Hide is too strong a term, but here’s a first quarter post up where Sabonis does seem to be keeping the wrapped hand from taking the brunt of any blow.

But everything else mostly looked manageable. The right thumb is part of his guide hand on jumpers and Sabonis had one of his better nights of the season away from the restricted area, making two 3s, a couple mid-rangers and five of eight free throws.

“Try not to think about it,” Sabonis said. “Went through my warm up. The medical staff did a great job. People kept asking me (about the thumb). I’m like, ‘Stop asking me.’”

Most notably, he looked willing to use that hand to grab rebounds, reach through traffic and even tap loose balls. Here he is in the early part of the third quarter stabbing at a Jokic pass and deflecting it with his right hand. During the sequence, he also grabbed a long rebound and hit it ahead to Harrison Barnes with both hands.

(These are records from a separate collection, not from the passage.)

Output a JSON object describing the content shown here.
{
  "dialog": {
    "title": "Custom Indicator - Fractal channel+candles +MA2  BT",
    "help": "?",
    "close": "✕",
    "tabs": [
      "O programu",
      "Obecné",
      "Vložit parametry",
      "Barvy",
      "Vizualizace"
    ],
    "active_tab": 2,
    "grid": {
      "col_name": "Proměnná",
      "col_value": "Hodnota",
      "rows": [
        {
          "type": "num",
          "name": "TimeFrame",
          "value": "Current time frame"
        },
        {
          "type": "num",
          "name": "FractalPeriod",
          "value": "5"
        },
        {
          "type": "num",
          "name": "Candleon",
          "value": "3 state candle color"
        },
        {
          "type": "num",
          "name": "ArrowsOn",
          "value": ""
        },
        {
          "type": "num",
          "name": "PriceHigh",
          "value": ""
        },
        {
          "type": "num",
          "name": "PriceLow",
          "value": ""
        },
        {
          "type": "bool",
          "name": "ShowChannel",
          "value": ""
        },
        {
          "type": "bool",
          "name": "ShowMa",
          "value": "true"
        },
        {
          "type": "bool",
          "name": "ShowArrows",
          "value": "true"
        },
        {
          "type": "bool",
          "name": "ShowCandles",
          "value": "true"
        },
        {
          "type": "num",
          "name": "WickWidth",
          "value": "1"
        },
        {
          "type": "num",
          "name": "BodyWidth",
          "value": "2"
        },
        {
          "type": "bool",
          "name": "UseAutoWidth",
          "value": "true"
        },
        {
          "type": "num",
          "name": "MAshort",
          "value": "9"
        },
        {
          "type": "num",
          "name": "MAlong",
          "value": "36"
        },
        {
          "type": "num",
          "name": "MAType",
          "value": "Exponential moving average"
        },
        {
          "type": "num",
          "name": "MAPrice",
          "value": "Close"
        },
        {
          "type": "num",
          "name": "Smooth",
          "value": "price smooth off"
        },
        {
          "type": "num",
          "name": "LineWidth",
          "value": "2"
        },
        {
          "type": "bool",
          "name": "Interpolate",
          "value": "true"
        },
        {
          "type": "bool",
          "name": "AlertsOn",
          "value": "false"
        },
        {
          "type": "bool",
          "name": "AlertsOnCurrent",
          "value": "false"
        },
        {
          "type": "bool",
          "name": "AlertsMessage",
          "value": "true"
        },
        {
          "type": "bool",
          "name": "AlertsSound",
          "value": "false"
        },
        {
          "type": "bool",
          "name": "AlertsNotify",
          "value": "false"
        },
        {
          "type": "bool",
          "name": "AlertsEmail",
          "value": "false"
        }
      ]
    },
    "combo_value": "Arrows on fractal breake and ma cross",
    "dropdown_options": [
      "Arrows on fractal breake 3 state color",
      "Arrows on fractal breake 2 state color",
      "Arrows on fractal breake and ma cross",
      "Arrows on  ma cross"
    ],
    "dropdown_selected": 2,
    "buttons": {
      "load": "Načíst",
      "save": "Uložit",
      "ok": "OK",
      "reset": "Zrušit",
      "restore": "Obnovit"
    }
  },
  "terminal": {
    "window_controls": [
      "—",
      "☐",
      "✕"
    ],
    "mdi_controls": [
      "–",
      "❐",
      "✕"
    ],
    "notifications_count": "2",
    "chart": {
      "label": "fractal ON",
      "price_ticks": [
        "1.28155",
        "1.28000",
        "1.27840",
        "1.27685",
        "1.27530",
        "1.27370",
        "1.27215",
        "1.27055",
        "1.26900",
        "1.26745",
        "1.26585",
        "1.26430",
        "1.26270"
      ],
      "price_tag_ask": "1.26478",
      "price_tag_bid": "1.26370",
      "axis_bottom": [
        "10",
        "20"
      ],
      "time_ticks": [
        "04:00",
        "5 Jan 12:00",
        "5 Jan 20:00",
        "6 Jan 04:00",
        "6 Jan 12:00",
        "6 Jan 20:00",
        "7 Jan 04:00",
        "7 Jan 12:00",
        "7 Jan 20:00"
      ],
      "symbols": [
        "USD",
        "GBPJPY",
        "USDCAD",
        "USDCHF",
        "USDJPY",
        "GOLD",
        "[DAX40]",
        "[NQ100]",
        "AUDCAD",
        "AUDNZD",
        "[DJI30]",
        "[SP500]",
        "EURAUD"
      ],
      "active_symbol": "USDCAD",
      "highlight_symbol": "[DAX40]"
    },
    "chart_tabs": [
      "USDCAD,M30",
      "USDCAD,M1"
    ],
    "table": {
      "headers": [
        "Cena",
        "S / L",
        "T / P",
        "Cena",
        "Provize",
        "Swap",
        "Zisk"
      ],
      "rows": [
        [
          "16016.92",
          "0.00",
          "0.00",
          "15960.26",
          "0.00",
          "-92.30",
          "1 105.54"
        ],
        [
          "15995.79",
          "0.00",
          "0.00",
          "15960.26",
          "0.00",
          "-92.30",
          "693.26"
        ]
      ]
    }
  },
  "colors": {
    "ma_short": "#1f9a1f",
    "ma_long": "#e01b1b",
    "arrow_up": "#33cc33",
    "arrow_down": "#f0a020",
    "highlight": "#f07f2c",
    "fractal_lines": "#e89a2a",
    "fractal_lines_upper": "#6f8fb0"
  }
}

But it was a possession in the final minute that is the best sign for the Kings. They led by two. Sabonis was guarding Jokic. He was slightly out of position after a quick pick-and-roll action. Jokic had a step on a drive to his left. As he strode past, Sabonis could’ve let him go in for the tying layup. But he instead used that padded right hand and fractured thumb to whack down on Jokic’s right arm, preventing the layup and forcing free throws.

That’s an instinctual play from Sabonis he didn’t hesitate to make, despite the pain it might cause in the thumb. He’s an extremely physical player.

When he initially injured the thumb, exited against the Wizards and spent the next several days examining treatment options, there was reason for concern about not only his short-term health but the long-term ability of the Kings to maintain playoff positioning. Sabonis’ game against the Nuggets should alleviate some of that building angst.